Da die erste Nachbesserung des Vermögensgesetzes nahezu wirkungslos geblieben ist, hat sich das Bundeskabinett nun auf einen zweiten Änderungsentwurf binnen eines Jahres geeinigt. Der neue Versuch soll endgültig den Durchbruch für die dringend benötigten Investitionen in Ostdeutschland schaffen. Daraus wird aber mit ziemlicher Sicherheit wieder nichts.

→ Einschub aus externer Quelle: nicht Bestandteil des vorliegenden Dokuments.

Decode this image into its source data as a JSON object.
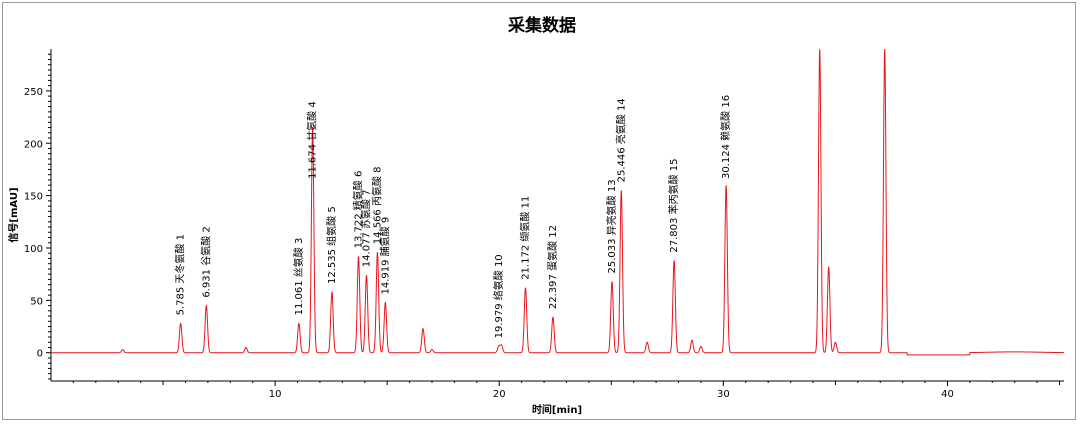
{
  "chart_data": {
    "type": "line",
    "title": "采集数据",
    "xlabel": "时间[min]",
    "ylabel": "信号[mAU]",
    "xlim": [
      0,
      45.2
    ],
    "ylim": [
      -27,
      290
    ],
    "x_ticks": [
      10,
      20,
      30,
      40
    ],
    "y_ticks": [
      0,
      50,
      100,
      150,
      200,
      250
    ],
    "grid": false,
    "line_color": "#e8151b",
    "peaks": [
      {
        "no": "1",
        "rt": "5.785",
        "name": "天冬氨酸",
        "height": 28
      },
      {
        "no": "2",
        "rt": "6.931",
        "name": "谷氨酸",
        "height": 45
      },
      {
        "no": "3",
        "rt": "11.061",
        "name": "丝氨酸",
        "height": 28
      },
      {
        "no": "4",
        "rt": "11.674",
        "name": "甘氨酸",
        "height": 215
      },
      {
        "no": "5",
        "rt": "12.535",
        "name": "组氨酸",
        "height": 58
      },
      {
        "no": "6",
        "rt": "13.722",
        "name": "精氨酸",
        "height": 92
      },
      {
        "no": "7",
        "rt": "14.077",
        "name": "苏氨酸",
        "height": 74
      },
      {
        "no": "8",
        "rt": "14.566",
        "name": "丙氨酸",
        "height": 96
      },
      {
        "no": "9",
        "rt": "14.919",
        "name": "脯氨酸",
        "height": 48
      },
      {
        "no": "10",
        "rt": "19.979",
        "name": "络氨酸",
        "height": 6
      },
      {
        "no": "11",
        "rt": "21.172",
        "name": "缬氨酸",
        "height": 62
      },
      {
        "no": "12",
        "rt": "22.397",
        "name": "蛋氨酸",
        "height": 34
      },
      {
        "no": "13",
        "rt": "25.033",
        "name": "异亮氨酸",
        "height": 68
      },
      {
        "no": "14",
        "rt": "25.446",
        "name": "亮氨酸",
        "height": 155
      },
      {
        "no": "15",
        "rt": "27.803",
        "name": "苯丙氨酸",
        "height": 88
      },
      {
        "no": "16",
        "rt": "30.124",
        "name": "赖氨酸",
        "height": 160
      }
    ],
    "unlabeled_peaks": [
      {
        "x": 3.2,
        "height": 3
      },
      {
        "x": 8.7,
        "height": 5
      },
      {
        "x": 16.6,
        "height": 23
      },
      {
        "x": 17.0,
        "height": 3
      },
      {
        "x": 20.1,
        "height": 7
      },
      {
        "x": 26.6,
        "height": 10
      },
      {
        "x": 28.6,
        "height": 12
      },
      {
        "x": 29.0,
        "height": 6
      },
      {
        "x": 34.3,
        "height": 290
      },
      {
        "x": 34.7,
        "height": 82
      },
      {
        "x": 35.0,
        "height": 10
      },
      {
        "x": 37.2,
        "height": 290
      }
    ]
  }
}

Die Verantwortung dafür trägt Bundesjustizminister Klaus Kinkel. Er war es, der das Prinzip Rückgabe vor Entschädigung, das alles blockiert, im Einigungsvertrag durchgedrückt hat, weil dies das Grundgesetz angeblich so verlange, obwohl viele Verfassungsexperten dies anders sehen.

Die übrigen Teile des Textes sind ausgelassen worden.